Tytuł „Vertigo” wywiadu Bogusława Deptuły z Katarzyną Karpowicz nawiązuje do jej kłopotów zdrowotnych i do widocznego na obrazach wirującego nieba. W interesującej rozmowie pojawiają się rozważania o takich kwestiach, jak znaczenia kilku motywów, tytuł wystawy i postaci na obrazach, dzieciństwo, melancholia, świat i życie realne oraz wykreowane, życie równoległe na obrazach i poza nimi, filmowych i lekturowych inspiracji. Pada deklaracja: „jestem malarzem figuratywnym i wiele osób myśli, że maluję realistycznie, ale sama myślę w tych obrazach w sposób bardzo abstrakcyjny”.
Na małych portretach widzimy postaci en face, z profilu, wyjątkowo od tyłu, w cieniu i w pełnym oświetleniu, w makijażu lub bez niego. Na twarzach pojawiają się plamki dominującej barwy. Jest łza lub gest zakrycia oka dłonią.
Twarze postaci wyrażają rozmaite jakości: marzenia, smutek, zamyślenie, melancholia, samotność, pragnienie zapomnienia o świecie, niedostrzegania świata, ale też radość ze spotkania i miłosnego uścisku. Takie obserwacje potwierdzają tytuły obrazów (na przykład: „Chłopaki też płaczą”, „Szalony kapelusznik”, „Poczekalnia”, „W poszukiwaniu”, „Wyobraź sobie”, „Kochaj mnie, kochanie”, „Życie w małym miasteczku”, „Wielkie piękno życia”, „Czas stoi po mojej stronie”, „Czuję to samo”).
Kapitalny jest dyptyk o dwu tytułach, polskim – „Pogrzeb Janka Muzykanta”, angielskim – „A Day in a Life”. Zwraca uwagę dynamiczność ujęcia, jakby pulsowanie muzyki, rytm w układzie stóp, ułożenie instrumentów, na których grają muzycy, gesty kobiet z białymi chusteczkami w dłoniach. Wydaje się, że słychać jazzową muzykę graną dla zmarłego z jego instrumentem w otwartej trumnie, niesionej na ramionach kilku mężczyzn. Może się także wydawać, że i my, widzowie, jesteśmy uczestnikami tego wieloosobowego (25 osób) konduktu czy korowodu życia i śmierci, przepełnionego muzyką i prawie tańcem.

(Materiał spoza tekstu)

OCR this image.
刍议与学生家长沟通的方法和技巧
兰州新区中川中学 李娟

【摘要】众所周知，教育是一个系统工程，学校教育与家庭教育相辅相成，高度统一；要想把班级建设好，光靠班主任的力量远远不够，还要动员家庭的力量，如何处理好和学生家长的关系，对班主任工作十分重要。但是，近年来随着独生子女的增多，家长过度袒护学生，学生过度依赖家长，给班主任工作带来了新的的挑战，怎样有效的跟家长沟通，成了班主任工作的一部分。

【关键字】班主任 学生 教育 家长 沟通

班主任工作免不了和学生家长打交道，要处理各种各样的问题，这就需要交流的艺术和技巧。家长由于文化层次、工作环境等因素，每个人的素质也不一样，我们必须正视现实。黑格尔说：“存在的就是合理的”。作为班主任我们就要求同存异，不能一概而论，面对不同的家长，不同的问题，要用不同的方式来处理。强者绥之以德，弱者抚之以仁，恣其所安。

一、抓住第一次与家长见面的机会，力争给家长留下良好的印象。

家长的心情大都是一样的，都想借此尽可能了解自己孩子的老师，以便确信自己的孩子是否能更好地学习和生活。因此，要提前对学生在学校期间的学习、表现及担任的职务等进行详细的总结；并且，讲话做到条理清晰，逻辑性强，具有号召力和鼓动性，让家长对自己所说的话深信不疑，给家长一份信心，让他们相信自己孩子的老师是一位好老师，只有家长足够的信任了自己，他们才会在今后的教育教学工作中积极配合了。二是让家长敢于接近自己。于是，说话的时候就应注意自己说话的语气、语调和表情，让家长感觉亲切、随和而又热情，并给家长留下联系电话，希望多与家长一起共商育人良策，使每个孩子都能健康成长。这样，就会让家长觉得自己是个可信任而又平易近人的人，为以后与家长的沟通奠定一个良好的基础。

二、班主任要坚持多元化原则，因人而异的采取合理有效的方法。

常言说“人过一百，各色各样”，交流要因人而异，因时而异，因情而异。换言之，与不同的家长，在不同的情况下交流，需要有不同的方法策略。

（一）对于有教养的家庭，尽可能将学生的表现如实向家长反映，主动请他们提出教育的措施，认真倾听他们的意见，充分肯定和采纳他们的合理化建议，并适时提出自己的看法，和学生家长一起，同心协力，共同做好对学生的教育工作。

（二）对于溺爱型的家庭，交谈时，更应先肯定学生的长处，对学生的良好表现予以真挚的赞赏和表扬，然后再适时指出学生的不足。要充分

W kolorystyce wyróżniają się: złoto instrumentów, biel rękawiczek i chusteczek oraz elementów ubiorów, róż i błękit materiałów.

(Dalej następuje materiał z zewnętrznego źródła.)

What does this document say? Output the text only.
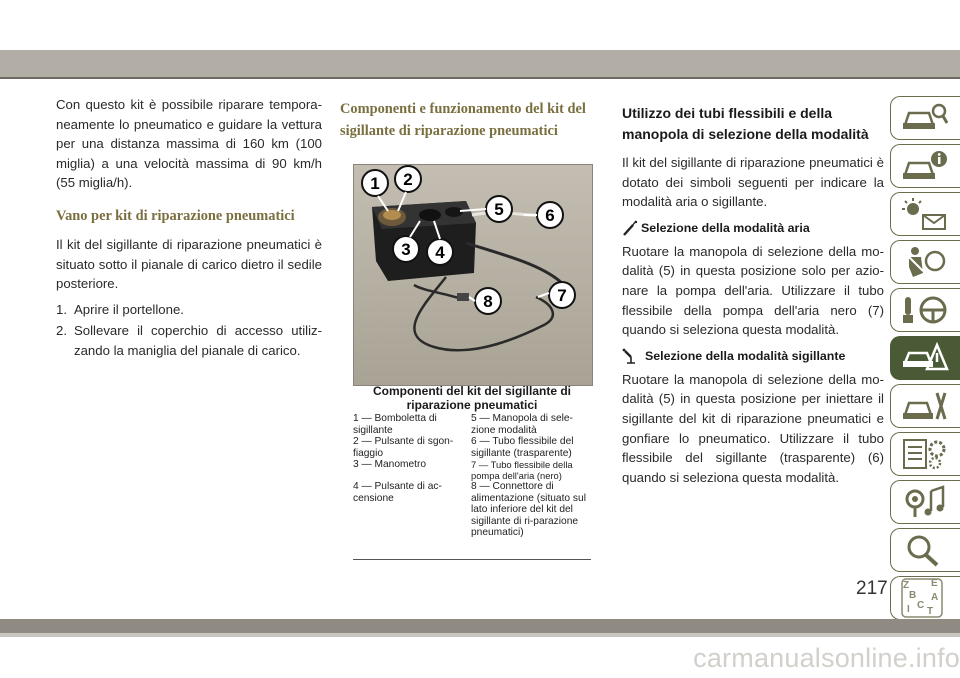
Con questo kit è possibile riparare tempora-neamente lo pneumatico e guidare la vettura per una distanza massima di 160 km (100 miglia) a una velocità massima di 90 km/h (55 miglia/h).

Vano per kit di riparazione pneumatici

Il kit del sigillante di riparazione pneumatici è situato sotto il pianale di carico dietro il sedile posteriore.

1. Aprire il portellone.
2. Sollevare il coperchio di accesso utiliz-zando la maniglia del pianale di carico.

Componenti e funzionamento del kit del sigillante di riparazione pneumatici

1 2
3 4
5 6
7
8
Componenti del kit del sigillante di riparazione pneumatici
1 — Bomboletta di sigillante
5 — Manopola di sele-zione modalità
2 — Pulsante di sgon-fiaggio
6 — Tubo flessibile del sigillante (trasparente)
3 — Manometro	7 — Tubo flessibile della pompa dell'aria (nero)
4 — Pulsante di ac-censione
8 — Connettore di alimentazione (situato sul lato inferiore del kit del sigillante di ri-parazione pneumatici)

Utilizzo dei tubi flessibili e della manopola di selezione della modalità

Il kit del sigillante di riparazione pneumatici è dotato dei simboli seguenti per indicare la modalità aria o sigillante.

Selezione della modalità aria

Ruotare la manopola di selezione della mo-dalità (5) in questa posizione solo per azio-nare la pompa dell'aria. Utilizzare il tubo flessibile della pompa dell'aria nero (7) quando si seleziona questa modalità.

Selezione della modalità sigillante

Ruotare la manopola di selezione della mo-dalità (5) in questa posizione per iniettare il sigillante del kit di riparazione pneumatici e gonfiare lo pneumatico. Utilizzare il tubo flessibile del sigillante (trasparente) (6) quando si seleziona questa modalità.

Z E
B A
C
I T
217
carmanualsonline.info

Obracamy się w kręgu działań przekładowych. Artystka przekłada nastroje, emocje, dźwięki, także swoje doświadczenia – na obrazy, pokazując doznania zmysłowe i emocjonalne w bohaterach płócien, pejzażach i budynkach, kompozycji, kolorystyce, sposobach pokrywania powierzchni farbami, układzie i typie linii. Z kolei Eliza Kącka nawiązuje do sześciu obrazów, tworząc na ich kanwie własne opowieści, nasycone wizualnością, emocjami i symbolami, tajemniczymi osobami („Pocieszycielka”) i przedmiotami (np. lampy astralne). W komentarzu do „Poczekalni” zaskakuje forma „ono” (bo dziecko? moment przejścia między dziecięctwem a młodością i dojrzałością?), tęsknota młodego cyrkowca za malarzem, który „je” malował, powrót z cierpienia, smutku, depresji – „granat podbiegły czernią, znowu przejdzie w błękit”. W „Ukochanej”, według Kąckiej, bohaterka z lusterkiem w dłoni wędruje nocą po mieście. „Zwraca lustro twarzą ku niebu (…) Odbity odchodzi bowiem bez twarzy”. Jest smutna z powodu rozstania, utraty ukochanej osoby; szuka jej wśród wszystkich wokół. Opowieść do „Między przeszłością a przyszłością” traktuje o ludziach, którzy wytwarzają lampy astralne, które dają seledynowo-różową poświatę. Sami ich nie lubią, a pamięć jest źródłem cierpienia. Motyw osobliwej i tajemniczej klepsydry występuje w opowieści do obrazu o takim tytule. Tytułową marzycielką jest dziewczyna z małą kuleczką, w której tkwi smutna, metaliczna dusza i która stanowi źródło natchnienia poetyckiego. Dziewczyna wyjmuje z pudełka czarną kulkę „i czeka, aż czerń zacznie przerastać srebrem. (…). Idzie, piastując w dłoni owoc swojego smutku. Idzie i czeka, aż cały przejdzie w srebro. Wówczas narodzi się wiersz”. W kolejnej opowieści do „Chciałabym, żebyś tam była” o zbiorowej scenie w zimowym parku są także motywy kuli, lusterka, bieli śniegu i kartki, znieruchomienia i tworzenia obrazu. W części katalogu z miniaturami Kąckiej jest reprodukcja obrazu na jednej stronie, a zbliżenie jakiegoś detalu – na drugiej.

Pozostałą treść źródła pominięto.